Zixzax-the-Almost-Wise is completely different, different appearance, different skin tone, different reason for his name, and he claims that the Divine stole HIS teleporter stones, when one was in a locked room in the Aleroth catacombs and the other was in Lanilor's closet. Zizzax was the one who stole them from the Divine - and returned them later without ever making a claim of ownership.

The Engineer in Divine Divinity didn't come across to me as a millenium-old supernatural robot, but apparently he was.

Thelyron Hashnitor's journals gave the impression that he was alive when he made a deal with Mardaneus and was only dead for a decade or so, but Behrlihn says he spent "a long undead life" in search of chaos magic.

There are others, but I'd have to look them up.
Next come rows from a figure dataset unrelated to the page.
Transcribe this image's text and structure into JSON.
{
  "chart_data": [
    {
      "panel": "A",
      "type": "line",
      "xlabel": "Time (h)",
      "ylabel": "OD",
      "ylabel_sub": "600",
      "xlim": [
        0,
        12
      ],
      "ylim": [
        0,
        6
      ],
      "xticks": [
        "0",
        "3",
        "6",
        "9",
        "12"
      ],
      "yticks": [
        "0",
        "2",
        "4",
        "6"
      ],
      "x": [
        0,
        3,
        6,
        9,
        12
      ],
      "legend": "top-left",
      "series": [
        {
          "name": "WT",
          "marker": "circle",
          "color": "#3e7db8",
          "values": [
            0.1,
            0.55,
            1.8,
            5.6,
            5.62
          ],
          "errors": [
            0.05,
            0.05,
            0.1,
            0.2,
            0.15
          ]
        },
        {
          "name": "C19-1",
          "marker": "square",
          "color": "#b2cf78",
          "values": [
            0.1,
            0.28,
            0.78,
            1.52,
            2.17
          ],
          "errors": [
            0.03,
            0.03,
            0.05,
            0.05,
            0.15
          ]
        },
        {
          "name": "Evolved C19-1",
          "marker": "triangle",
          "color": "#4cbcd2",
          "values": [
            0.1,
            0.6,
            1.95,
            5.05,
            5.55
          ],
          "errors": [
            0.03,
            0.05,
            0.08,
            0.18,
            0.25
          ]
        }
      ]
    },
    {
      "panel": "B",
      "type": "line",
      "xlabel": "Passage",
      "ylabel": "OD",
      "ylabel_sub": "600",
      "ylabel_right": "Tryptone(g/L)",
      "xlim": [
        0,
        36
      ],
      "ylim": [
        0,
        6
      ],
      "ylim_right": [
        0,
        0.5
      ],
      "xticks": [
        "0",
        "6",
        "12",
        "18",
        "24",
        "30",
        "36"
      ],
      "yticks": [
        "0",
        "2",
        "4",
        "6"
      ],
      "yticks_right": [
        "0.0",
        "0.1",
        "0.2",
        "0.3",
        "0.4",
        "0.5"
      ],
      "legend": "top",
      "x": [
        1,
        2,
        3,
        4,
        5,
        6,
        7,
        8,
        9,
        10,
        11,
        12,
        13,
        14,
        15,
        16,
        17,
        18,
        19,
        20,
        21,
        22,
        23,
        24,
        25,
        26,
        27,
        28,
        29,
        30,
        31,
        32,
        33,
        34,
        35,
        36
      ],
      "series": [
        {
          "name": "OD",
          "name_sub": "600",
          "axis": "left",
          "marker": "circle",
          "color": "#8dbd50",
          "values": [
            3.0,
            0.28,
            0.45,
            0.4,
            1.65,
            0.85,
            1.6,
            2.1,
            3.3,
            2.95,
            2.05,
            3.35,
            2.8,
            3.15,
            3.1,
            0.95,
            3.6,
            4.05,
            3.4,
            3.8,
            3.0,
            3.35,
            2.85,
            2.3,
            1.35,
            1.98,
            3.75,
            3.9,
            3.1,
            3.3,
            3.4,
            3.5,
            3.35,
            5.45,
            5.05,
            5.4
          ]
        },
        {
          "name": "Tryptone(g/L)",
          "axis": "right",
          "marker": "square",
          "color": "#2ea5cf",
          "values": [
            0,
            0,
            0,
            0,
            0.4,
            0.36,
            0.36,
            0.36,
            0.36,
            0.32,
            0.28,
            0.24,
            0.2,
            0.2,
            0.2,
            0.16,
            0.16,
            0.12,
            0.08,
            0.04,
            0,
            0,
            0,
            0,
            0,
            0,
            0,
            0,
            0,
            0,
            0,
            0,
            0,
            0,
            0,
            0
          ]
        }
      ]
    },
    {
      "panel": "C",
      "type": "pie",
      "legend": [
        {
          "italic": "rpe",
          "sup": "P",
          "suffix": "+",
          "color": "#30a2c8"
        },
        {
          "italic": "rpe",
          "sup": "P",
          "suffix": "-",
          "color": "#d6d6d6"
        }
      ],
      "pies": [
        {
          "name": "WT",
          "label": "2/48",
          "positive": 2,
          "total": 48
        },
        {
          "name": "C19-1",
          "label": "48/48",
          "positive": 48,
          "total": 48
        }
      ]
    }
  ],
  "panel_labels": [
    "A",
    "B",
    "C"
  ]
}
Each game adds and subtracts entire sentient species that were never referenced before (and/or are missing entirely after). The Divinity universe doesn't "play fast and loose" with the lore, each game seems to have different lore which is all piled up into a disorganized heap.


Well, heck, NOTHING looks or sounds the same between Divinity and Divinity 2. In that single respect I'd say your standards are way too high in what constitutes a glaring contradiction.

Now, about the imps...mine was an either/or statement. Not many are actively traveling, true. Zixzax is. Zaknadrix and Antx have/are in the magic sphere that gives entry to the Arakand universe. The imps that assault you just after becoming the Divine One disappear by doing a backflip into thin air.

I'm not sure they have a homeland because everywhere they are, they seem to be there as intruders or exiles. There's the imp village on Nemesis. The ancient castle in the Dark Forest. The hordes in the Wastelands. And then there's the really old PR material from before Divinity's release:

"The little devils have mysterious origins, with nobody knowing exactly where they came from. Theories range from the Imps existing as magical beings, to being experiments gone horribly wrong, to being former inhabitants of the fairy lands, expelled for their obnoxious behavior. None of these theories is really verifiable, however, since Imps have a particularly unpleasant disposition."

The rest I won't comment on, because, apparently, it's the subject of other threads.